Sigma Alpha Epsilon fraternity to become an official chapter



A group photo of the members of Sigma Alpha Epsilon fraternity at UCCS.

Rachel Ricci | The Scribe

Nov. 17, 2014

Audrey Jensen
[email protected] 

Over the past four years, Sigma Alpha Epsilon has gone from an interest group, to a colony and will become an official fraternity chapter on Dec. 12.

An estimated 200 family, friends and SAE members will attend the chartering and fullbrother initiation ceremony the weekend of Dec. 13.

According to Travis Tafoya, SAE treasurer and philanthropy and community service chairman, members started the interest group, then named Delta Chi, in February 2009.

Tafoya said that because of Delta Chi’s history at CU Boulder, the university system told UCCS Delta Chi they could no longer exist and they had to choose to be a part of a different organization.

CU Boulder’s Delta Chi fraternity was put on suspension after 10 pledges were arrested for causing up to $20,000 worth of damage to a motel in Estes Park.

“That national stigma hindered our recruitment efforts, but we try to combat that through antihazing events and speakers,” said member Charles McGregor.

Those in the beginning interest group then had to decide which fraternity to be a part of and chose SAE, one of the largest national fraternities.

As an interest group, they were similar to a club or organization on campus.
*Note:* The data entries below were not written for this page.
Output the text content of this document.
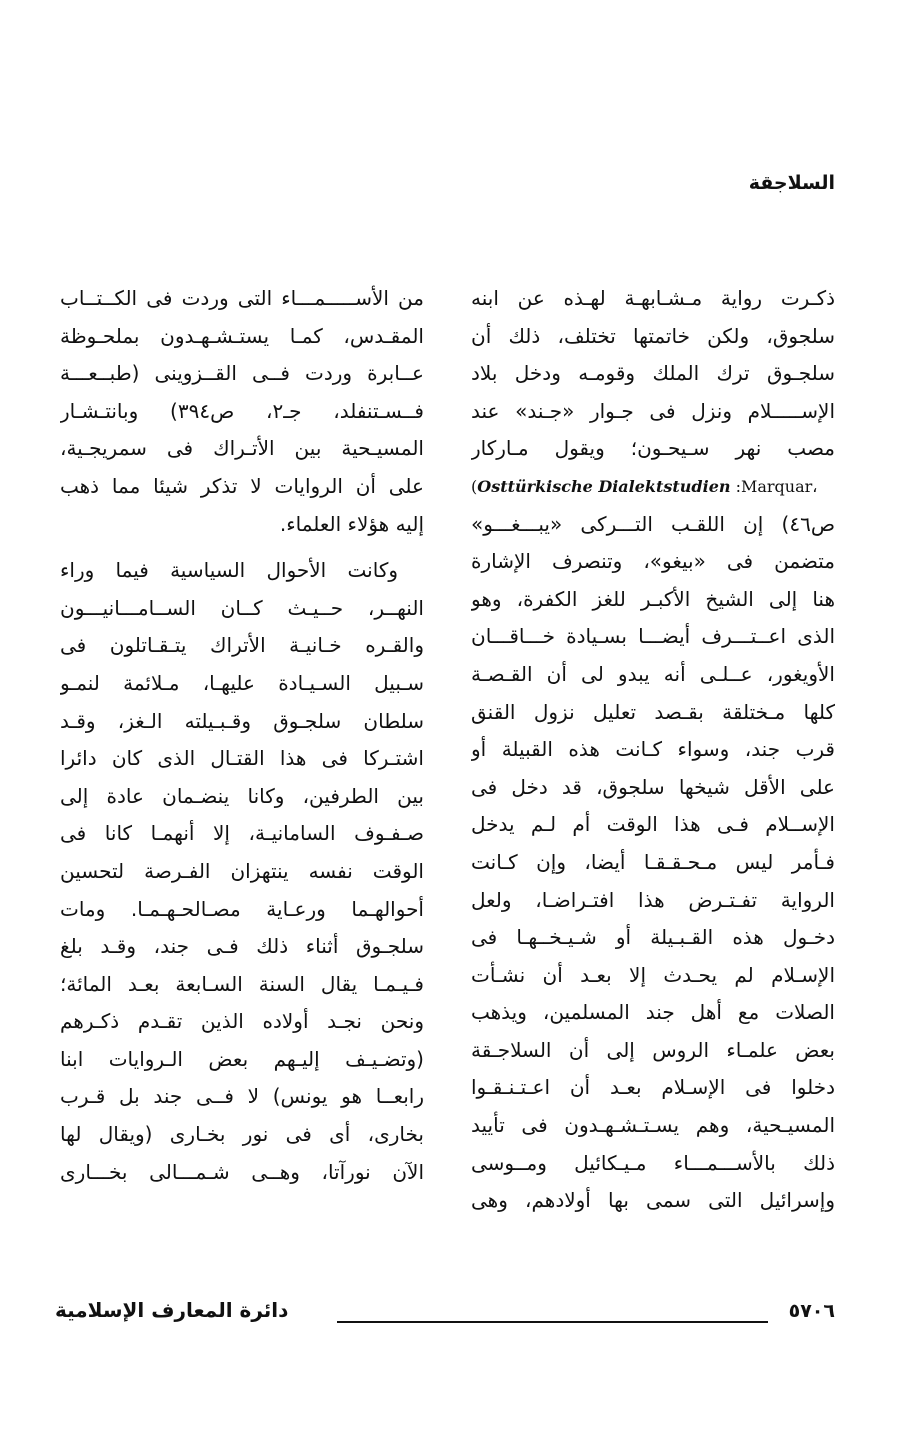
السلاجقة

ذكـرت رواية مـشـابهـة لهـذه عن ابنه

سلجوق، ولكن خاتمتها تختلف، ذلك أن

سلجـوق ترك الملك وقومـه ودخل بلاد

الإســـــلام ونزل فى جـوار «جـند» عند

مصب نهر سـيحـون؛ ويقول مـاركار

(Osttürkische Dialektstudien :Marquar،

ص٤٦) إن اللقـب التـــركى «يبـــغـــو»

متضمن فى «بيغو»، وتنصرف الإشارة

هنا إلى الشيخ الأكبـر للغز الكفرة، وهو

الذى اعــتـــرف أيضـــا بسـيادة خـــاقـــان

الأويغور، عــلـى أنه يبدو لى أن القـصـة

كلها مـختلقة بقـصد تعليل نزول القنق

قرب جند، وسواء كـانت هذه القبيلة أو

على الأقل شيخها سلجوق، قد دخل فى

الإســلام فـى هذا الوقت أم لـم يدخل

فـأمر ليس مـحـقـقـا أيضا، وإن كـانت

الرواية تفـتـرض هذا افتـراضـا، ولعل

دخـول هذه القـبـيلة أو شـيـخــهـا فى

الإسـلام لم يحـدث إلا بعـد أن نشـأت

الصلات مع أهل جند المسلمين، ويذهب

بعض علمـاء الروس إلى أن السلاجـقة

دخلوا فى الإسـلام بعـد أن اعـتـنـقـوا

المسيـحية، وهم يسـتـشـهـدون فى تأييد

ذلك بالأســـمـــاء مـيـكائيل ومــوسى

وإسرائيل التى سمى بها أولادهم، وهى

من الأســـــمـــاء التى وردت فى الكــتــاب

المقـدس، كمـا يستـشـهـدون بملحـوظة

عــابرة وردت فــى القــزوينى (طبــعـــة

فــسـتنفلد، جـ٢، ص٣٩٤) وبانتـشـار

المسيـحية بين الأتـراك فى سمريجـية،

على أن الروايات لا تذكر شيئا مما ذهب

إليه هؤلاء العلماء.

وكانت الأحوال السياسية فيما وراء

النهــر، حــيـث كــان الســامـــانيـــون

والقـره خـانيـة الأتراك يتـقـاتلون فى

سـبيل السـيـادة عليهـا، مـلائمة لنمـو

سلطان سلجـوق وقـبـيلته الـغز، وقـد

اشتـركا فى هذا القتـال الذى كان دائرا

بين الطرفين، وكانا ينضـمان عادة إلى

صـفـوف السامانيـة، إلا أنهمـا كانا فى

الوقت نفسه ينتهزان الفـرصة لتحسين

أحوالهـما ورعـاية مصـالحـهـمـا. ومات

سلجـوق أثناء ذلك فـى جند، وقـد بلغ

فـيـمـا يقال السنة السـابعة بعـد المائة؛

ونحن نجـد أولاده الذين تقـدم ذكـرهم

(وتضـيـف إليـهم بعض الـروايات ابنا

رابعــا هو يونس) لا فــى جند بل قـرب

بخارى، أى فى نور بخـارى (ويقال لها

الآن نورآتا، وهــى شـمـــالى بخـــارى

٥٧٠٦
دائرة المعارف الإسلامية
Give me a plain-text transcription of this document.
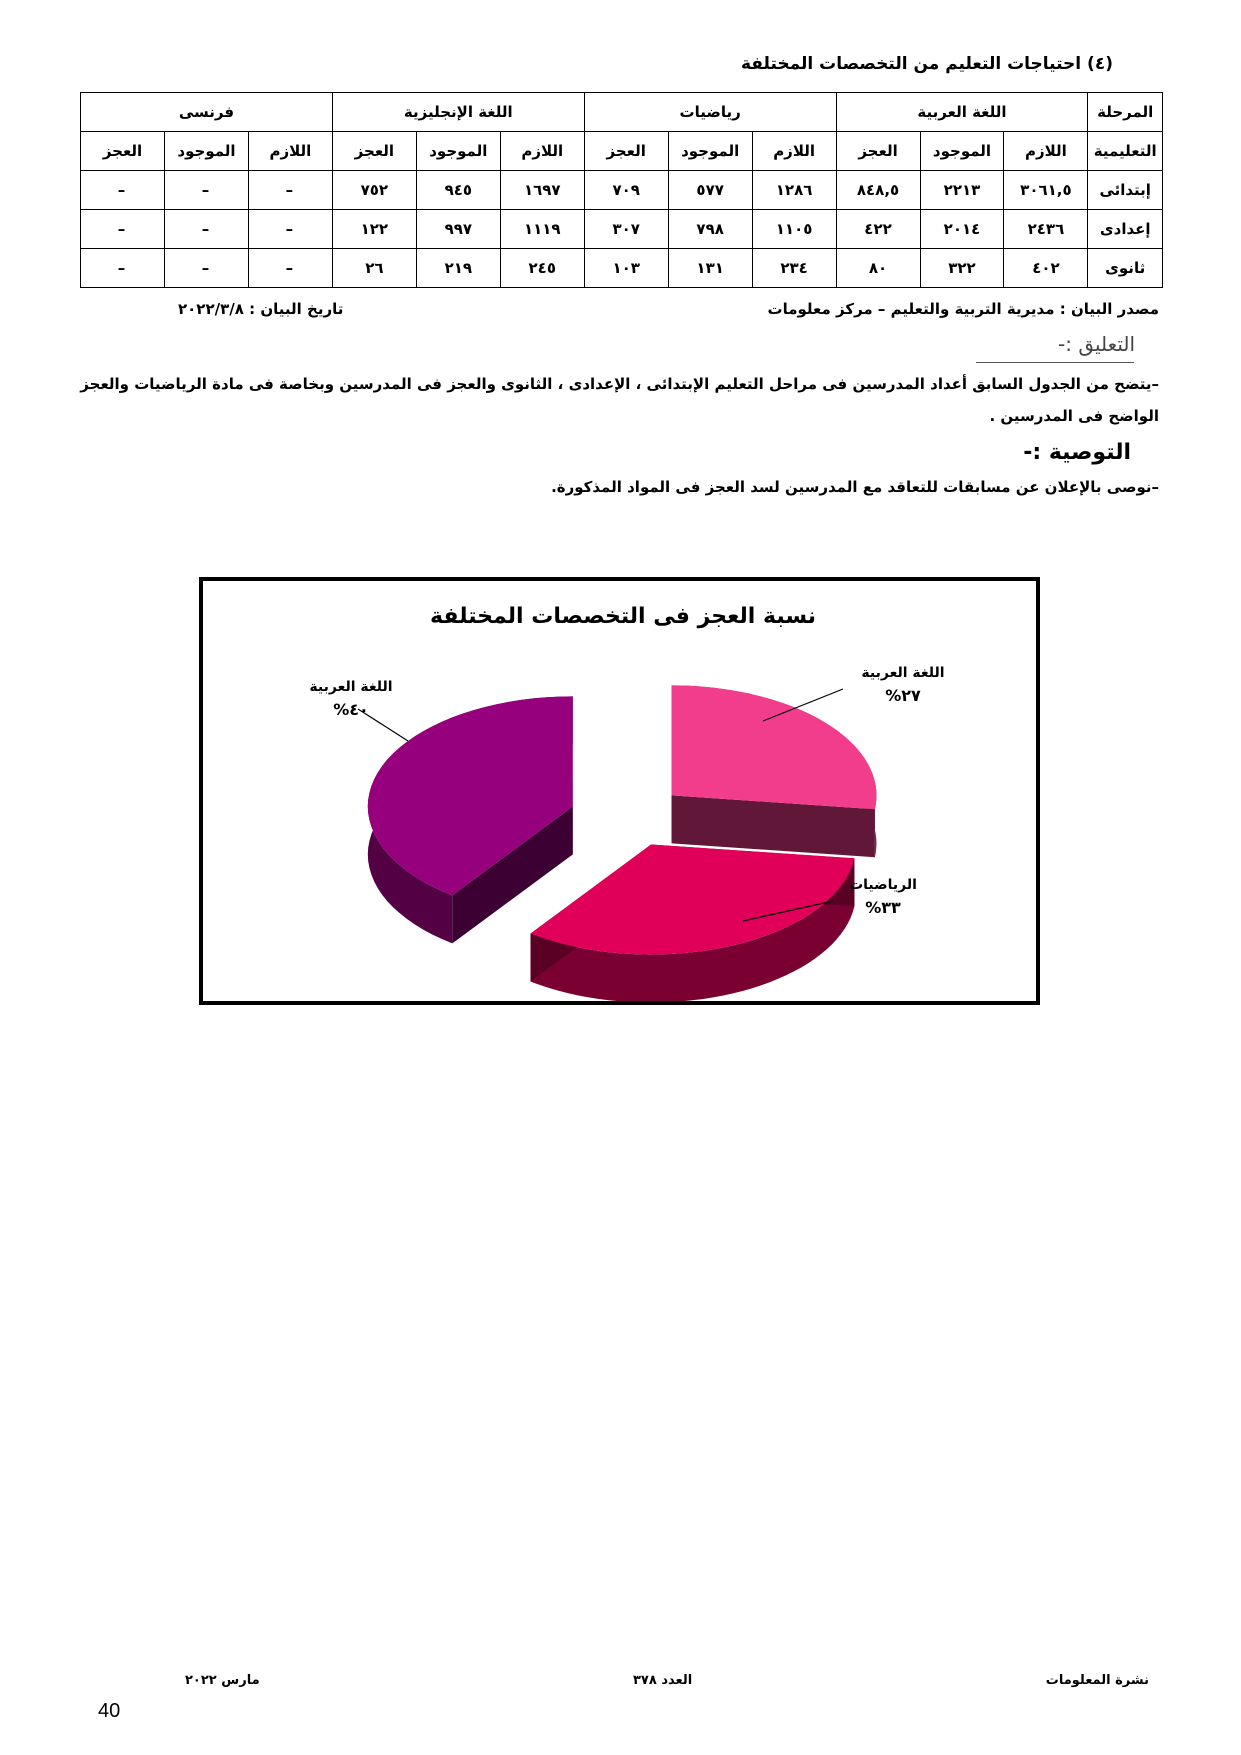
(٤) احتياجات التعليم من التخصصات المختلفة
المرحلة	اللغة العربية			رياضيات			اللغة الإنجليزية			فرنسى		
التعليمية	اللازم	الموجود	العجز	اللازم	الموجود	العجز	اللازم	الموجود	العجز	اللازم	الموجود	العجز
إبتدائى	٣٠٦١,٥	٢٢١٣	٨٤٨,٥	١٢٨٦	٥٧٧	٧٠٩	١٦٩٧	٩٤٥	٧٥٢	–	–	–
إعدادى	٢٤٣٦	٢٠١٤	٤٢٢	١١٠٥	٧٩٨	٣٠٧	١١١٩	٩٩٧	١٢٢	–	–	–
ثانوى	٤٠٢	٣٢٢	٨٠	٢٣٤	١٣١	١٠٣	٢٤٥	٢١٩	٢٦	–	–	–
مصدر البيان : مديرية التربية والتعليم – مركز معلومات
تاريخ البيان : ٢٠٢٢/٣/٨
التعليق :-
–يتضح من الجدول السابق أعداد المدرسين فى مراحل التعليم الإبتدائى ، الإعدادى ، الثانوى والعجز فى المدرسين وبخاصة فى مادة الرياضيات والعجز الواضح فى المدرسين .
التوصية :-
–نوصى بالإعلان عن مسابقات للتعاقد مع المدرسين لسد العجز فى المواد المذكورة.
نسبة العجز فى التخصصات المختلفة
اللغة العربية
%٢٧
الرياضيات
%٣٣
اللغة العربية
%٤٠
مارس ٢٠٢٢	العدد ٣٧٨	نشرة المعلومات
40
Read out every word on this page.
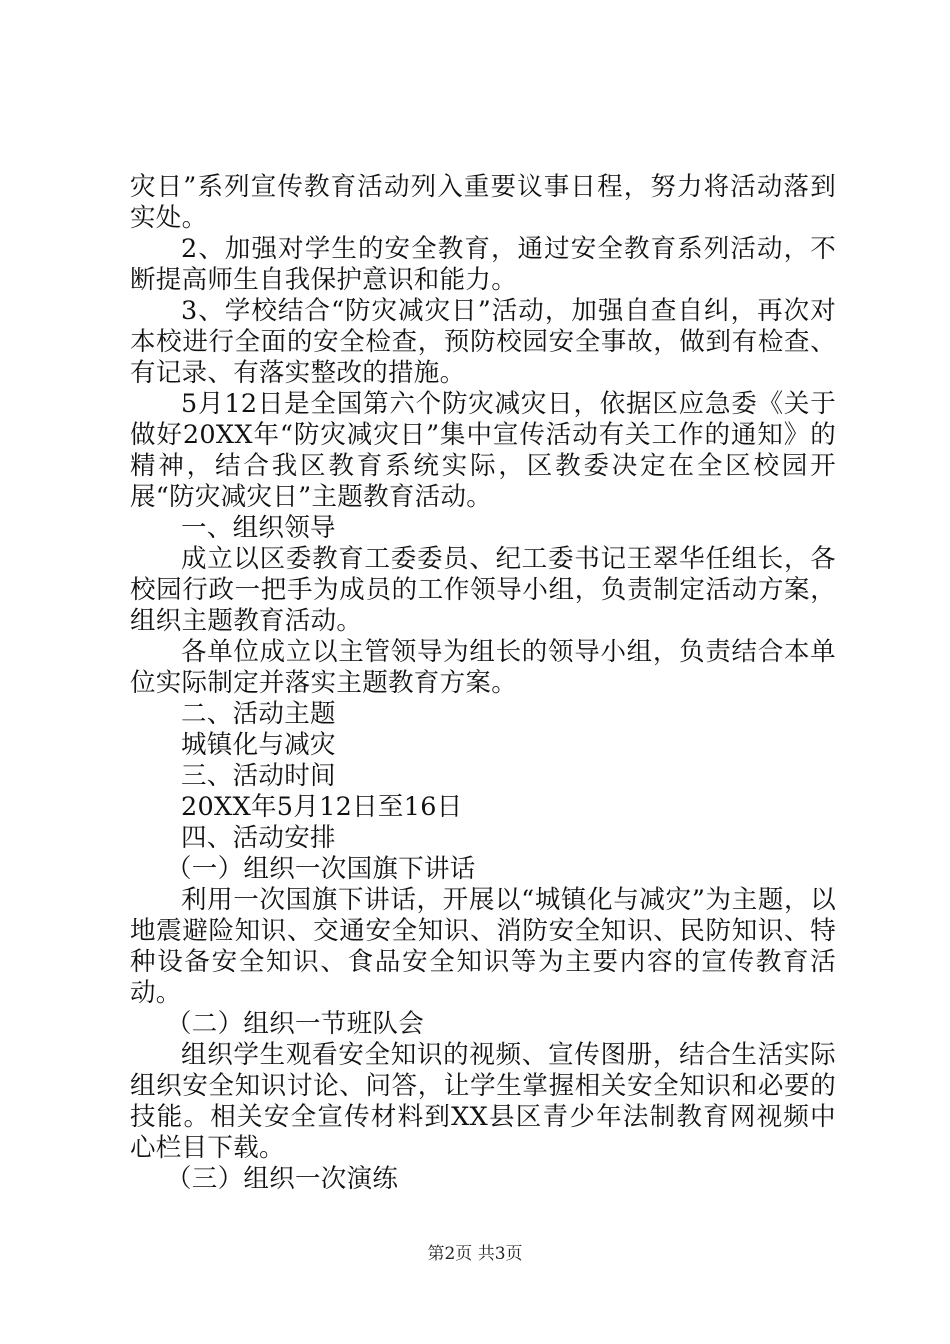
灾日”系列宣传教育活动列入重要议事日程，努力将活动落到实处。

2、加强对学生的安全教育，通过安全教育系列活动，不断提高师生自我保护意识和能力。

3、学校结合“防灾减灾日”活动，加强自查自纠，再次对本校进行全面的安全检查，预防校园安全事故，做到有检查、有记录、有落实整改的措施。

5月12日是全国第六个防灾减灾日，依据区应急委《关于做好20XX年“防灾减灾日”集中宣传活动有关工作的通知》的精神，结合我区教育系统实际，区教委决定在全区校园开展“防灾减灾日”主题教育活动。

一、组织领导

成立以区委教育工委委员、纪工委书记王翠华任组长，各校园行政一把手为成员的工作领导小组，负责制定活动方案，组织主题教育活动。

各单位成立以主管领导为组长的领导小组，负责结合本单位实际制定并落实主题教育方案。

二、活动主题

城镇化与减灾

三、活动时间

20XX年5月12日至16日

四、活动安排

（一）组织一次国旗下讲话

利用一次国旗下讲话，开展以“城镇化与减灾”为主题，以地震避险知识、交通安全知识、消防安全知识、民防知识、特种设备安全知识、食品安全知识等为主要内容的宣传教育活动。

（二）组织一节班队会

组织学生观看安全知识的视频、宣传图册，结合生活实际组织安全知识讨论、问答，让学生掌握相关安全知识和必要的技能。相关安全宣传材料到XX县区青少年法制教育网视频中心栏目下载。

（三）组织一次演练

第2页 共3页
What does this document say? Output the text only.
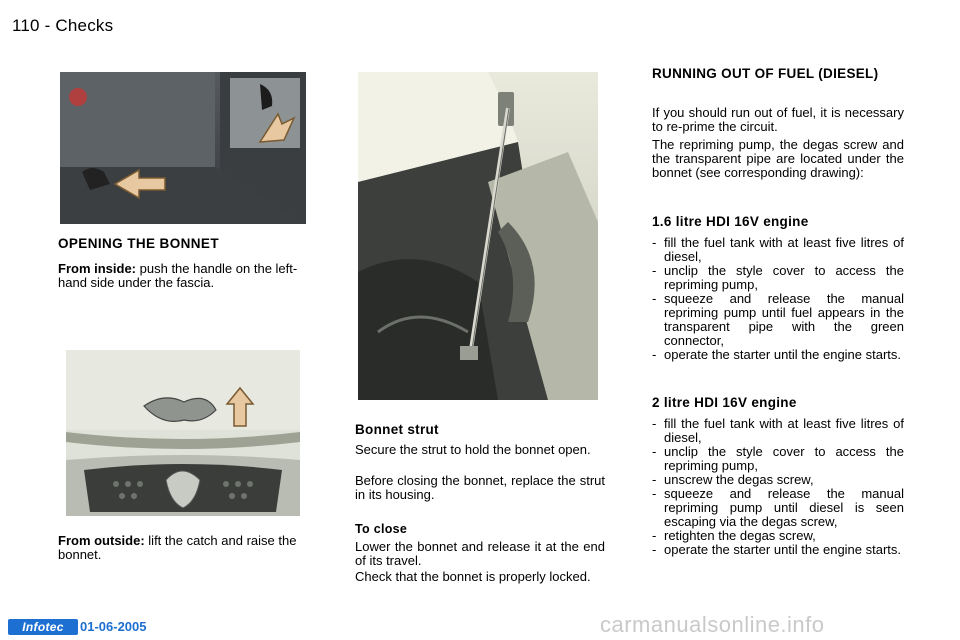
110 - Checks
OPENING THE BONNET
From inside: push the handle on the left-hand side under the fascia.
From outside: lift the catch and raise the bonnet.
Bonnet strut
Secure the strut to hold the bonnet open.
Before closing the bonnet, replace the strut in its housing.
To close
Lower the bonnet and release it at the end of its travel.
Check that the bonnet is properly locked.
RUNNING OUT OF FUEL (DIESEL)
If you should run out of fuel, it is necessary to re-prime the circuit.
The repriming pump, the degas screw and the transparent pipe are located under the bonnet (see corresponding drawing):
1.6 litre HDI 16V engine
- fill the fuel tank with at least five litres of diesel,
- unclip the style cover to access the repriming pump,
- squeeze and release the manual repriming pump until fuel appears in the transparent pipe with the green connector,
- operate the starter until the engine starts.
2 litre HDI 16V engine
- fill the fuel tank with at least five litres of diesel,
- unclip the style cover to access the repriming pump,
- unscrew the degas screw,
- squeeze and release the manual repriming pump until diesel is seen escaping via the degas screw,
- retighten the degas screw,
- operate the starter until the engine starts.
Infotec	01-06-2005	carmanualsonline.info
In October 2010, they received national recognition to become a colony, which requires obtaining a quota of members and is the next step in becoming an officially recognized chapter.

“Usually after two years of being a colony you are either chartered or kicked off,” Tafoya said. “[SAE UCCS] didn’t get kicked off because we were always just missing one or two things.”

To become a chapter, fraternities have to fulfill requirements such as community service hours, scholarships and the number of members.

“It is hard to get people interested [in joining SAE] if it’s not already established,” said Tafoya. “It is exhausting trying to recruit. We would always recruit to right under the amount we needed. There are always people graduating, because there is not a lot of Greek Life on campus, there’s not a huge interest in it.”

“Recruitment is difficult, especially with a commuter school,” said McGregor.

SAE at UCCS began receiving funding from the Student Government Association after their recognition as a colony. This allowed the group to send members to leadership conferences.

“Now we get to learn the full ritual as an organization. [Being a Chapter] gets us all the opportunities of being a ‘brother.’ There’s also tons of scholarships,” Tafoya said.

Along with these changes, the national organization for SAE has gotten rid of pledging for fraternity members, which has a negative connotation due to associated initiation or hazing.

“We never dealt with hazing here, the majority of us wouldn’t join if there was hazing. I wouldn’t want to be friends with someone who did that to me,” he said. Tafoya said that for his initiation into SAE he learned about the history of the organization and what they stand for.

As a chapter, it is harder for the national SAE organization to disband them. But Tafoya explained that members of SAE were not afraid of being stripped by the national organization because they received a lot of support from them.

“It was more we wanted to work harder to get to that point. It wore a lot of guys out because it was a long time. Now we get to tell all our alumni we finally did it. They’re the ones that started it,” Tafoya said.